One of four British Vanguard Class SSBN - at its Scottish base area (from UK DailyMail).
The UK Trident missile system on the current Vanguard submarine platform (from UK DailyMail).
A British Royal Navy Tomahawk Cruise missile - which may replace UK Trident - or more likely a mixed Trident ballistic and cruise missiles on each sub solution..
The UK has been unable to decide for the last decade or so whether it will replace its Trident SLBMs (its only current SSBN missiles) with an updated SSBN of 3 or 4 subs. The UK might choose nuclear tipped cruise missiles as the new deterrent or a combination of Trident and cruise. Fortunately US Multiple All-Up-Round Canister (MAC) technology could provide for each Trident tube to carry a Trident ballistic missile (with several MIRV'd warhead) or up to 7 Tomahawk cruise missiles.
The issue of Britain's post Vanguard SSBN nuclear armed submarines is naturally an issue for the Royal Navy, Ministry of Defence, UK financial departments, shipyards, unions and pacifists. Many pacifists argue for no replacement SSBNs or Tomahawk cruise only.
Concerning ballistic missiles vs cruise, the UK Ministry of Defence appears to primarily rely on the alleged technical disadvantages of cruise (in terms of payload, range, speed and vulnerability) compared to ballistic missiles - see The Future of United Kingdom's Nuclear Deterrent (Trident White Paper) 2006, page 25 http://www.mod.uk/nr/rdonlyres/ac00dd79-76d6-4fe3-91a1-6a56b03c092f/0/defencewhitepaper2006_cm6994.pdf .
I've conjured up the scenario of a first strike by Britain against a nuclear enemy to highlight the downsides of cruise. Speed (in a first strike scenario - say against Russia, China or a nuclear armed Iran) might be the most compelling issue. If a ballistic missile armed enemy detects a UK cruise missile attack early on (say by satellite infrared detection or signals traffic analysis) - the enemy may be able to launch and complete a second strike even before the UK cruise missiles have hit their targets.
The risk exists that UK cruise would arrive too late, destroying, the enemy's now empty missile silos and truck/train mobile launchers. The enemy (particularly an efficient Russia or China with S-400 SAMs) may also have shot down a significant number of UK cruise.
Trident also permits rapid multiplication of a nuclear warheads by producing theoretically up to 12 MIRVs (or a mix of MIRVs and decoys) per Trident missile. While cruise's are very stealthy they can't split into MIRVs.
Another problem with cruise is the inherent ambiguity of that missile mode with both nuclear and conventional traditions. The enemy may not know whether a UK cruise missile attack consists of all nuclear, some non-nuclear WMD, all conventionally armed warheads or a mixture. An enemy may therefore cover all UK cruise possibilities with a nuclear response against UK targets.

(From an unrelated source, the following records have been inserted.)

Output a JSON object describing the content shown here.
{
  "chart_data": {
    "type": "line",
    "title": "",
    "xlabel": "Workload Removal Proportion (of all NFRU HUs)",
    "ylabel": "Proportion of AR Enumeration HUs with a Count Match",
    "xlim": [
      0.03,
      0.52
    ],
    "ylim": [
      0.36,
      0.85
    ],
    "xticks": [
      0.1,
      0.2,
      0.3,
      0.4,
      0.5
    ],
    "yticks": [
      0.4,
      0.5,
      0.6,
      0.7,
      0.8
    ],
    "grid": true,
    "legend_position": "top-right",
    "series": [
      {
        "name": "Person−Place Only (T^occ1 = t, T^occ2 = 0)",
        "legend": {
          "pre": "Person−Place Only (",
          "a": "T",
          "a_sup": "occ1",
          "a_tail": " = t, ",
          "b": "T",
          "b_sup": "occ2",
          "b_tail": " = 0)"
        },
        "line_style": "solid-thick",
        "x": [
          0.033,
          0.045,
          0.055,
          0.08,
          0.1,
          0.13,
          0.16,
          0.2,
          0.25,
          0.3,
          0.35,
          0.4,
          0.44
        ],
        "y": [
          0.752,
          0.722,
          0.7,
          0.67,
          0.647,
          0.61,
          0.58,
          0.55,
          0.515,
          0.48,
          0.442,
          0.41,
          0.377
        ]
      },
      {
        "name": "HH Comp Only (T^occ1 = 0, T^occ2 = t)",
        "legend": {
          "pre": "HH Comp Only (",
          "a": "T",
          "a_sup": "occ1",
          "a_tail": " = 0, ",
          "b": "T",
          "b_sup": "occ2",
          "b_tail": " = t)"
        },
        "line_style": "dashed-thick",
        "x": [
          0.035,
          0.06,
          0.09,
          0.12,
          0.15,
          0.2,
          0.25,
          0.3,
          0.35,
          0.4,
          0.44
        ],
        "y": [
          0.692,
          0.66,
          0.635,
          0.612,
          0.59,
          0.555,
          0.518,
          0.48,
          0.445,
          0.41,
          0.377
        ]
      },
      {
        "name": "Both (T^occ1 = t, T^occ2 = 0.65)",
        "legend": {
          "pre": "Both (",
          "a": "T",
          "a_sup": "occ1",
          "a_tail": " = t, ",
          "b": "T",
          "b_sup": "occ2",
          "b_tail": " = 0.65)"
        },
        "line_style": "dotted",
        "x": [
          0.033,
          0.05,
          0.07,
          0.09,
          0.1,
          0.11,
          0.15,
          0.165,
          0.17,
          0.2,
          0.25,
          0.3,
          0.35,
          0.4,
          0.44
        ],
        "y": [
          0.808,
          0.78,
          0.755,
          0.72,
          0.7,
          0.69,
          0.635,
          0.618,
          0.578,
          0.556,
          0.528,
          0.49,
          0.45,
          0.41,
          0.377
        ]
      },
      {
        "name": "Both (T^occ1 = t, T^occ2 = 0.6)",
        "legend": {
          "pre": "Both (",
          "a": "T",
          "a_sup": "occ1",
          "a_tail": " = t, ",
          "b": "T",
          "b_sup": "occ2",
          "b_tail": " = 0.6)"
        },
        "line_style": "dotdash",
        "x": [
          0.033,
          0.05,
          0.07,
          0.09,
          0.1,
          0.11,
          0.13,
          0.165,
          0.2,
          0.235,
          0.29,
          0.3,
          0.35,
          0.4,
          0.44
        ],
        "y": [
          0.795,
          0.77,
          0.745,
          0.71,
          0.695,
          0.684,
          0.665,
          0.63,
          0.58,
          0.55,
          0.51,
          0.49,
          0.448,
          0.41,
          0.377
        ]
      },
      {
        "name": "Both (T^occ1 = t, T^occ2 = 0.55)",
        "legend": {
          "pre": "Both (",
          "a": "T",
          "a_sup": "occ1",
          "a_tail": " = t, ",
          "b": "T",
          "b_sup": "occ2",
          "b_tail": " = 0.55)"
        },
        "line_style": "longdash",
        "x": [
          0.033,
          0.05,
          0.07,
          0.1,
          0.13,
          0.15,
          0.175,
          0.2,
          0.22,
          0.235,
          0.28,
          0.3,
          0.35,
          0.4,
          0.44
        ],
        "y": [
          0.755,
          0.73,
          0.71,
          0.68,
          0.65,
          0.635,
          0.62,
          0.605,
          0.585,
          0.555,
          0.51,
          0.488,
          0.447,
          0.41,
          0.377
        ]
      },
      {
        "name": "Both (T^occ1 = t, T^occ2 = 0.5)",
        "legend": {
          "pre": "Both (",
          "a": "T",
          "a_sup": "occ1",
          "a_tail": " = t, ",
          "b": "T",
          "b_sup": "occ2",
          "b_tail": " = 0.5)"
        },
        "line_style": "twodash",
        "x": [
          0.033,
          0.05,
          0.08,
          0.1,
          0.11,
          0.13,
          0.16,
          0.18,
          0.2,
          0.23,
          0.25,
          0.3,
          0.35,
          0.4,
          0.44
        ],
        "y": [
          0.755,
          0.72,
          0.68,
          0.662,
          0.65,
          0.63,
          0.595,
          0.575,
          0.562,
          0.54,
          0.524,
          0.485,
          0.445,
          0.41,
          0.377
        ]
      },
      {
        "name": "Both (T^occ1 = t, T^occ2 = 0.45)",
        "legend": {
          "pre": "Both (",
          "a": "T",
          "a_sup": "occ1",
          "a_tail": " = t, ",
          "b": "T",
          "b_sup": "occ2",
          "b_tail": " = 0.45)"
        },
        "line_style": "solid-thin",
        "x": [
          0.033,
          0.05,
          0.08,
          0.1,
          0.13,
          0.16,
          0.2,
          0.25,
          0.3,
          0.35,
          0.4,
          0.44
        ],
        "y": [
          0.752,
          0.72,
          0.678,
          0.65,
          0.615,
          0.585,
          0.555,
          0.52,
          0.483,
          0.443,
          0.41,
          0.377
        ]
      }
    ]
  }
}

An untrustworthy future Iran may also work on a nuclear missile use them or lose them basis due to Iran's likely relatively small number of ballistic missiles within the next two decades. Hence any US, UK, Israeli, or French concept that conventional weapons are "safer" when used against a nuclear state may all go horribly wrong and lead to nuclear retaliation by that state (especially a newly nuclear armed state that has only "narrow" nuclear options).
The deterrent "benefit" of nuclear MAD also becomes more complex if conventional, or non-nuclear WMD's make uncertain the 'comfortable certainties' of nuclear MAD.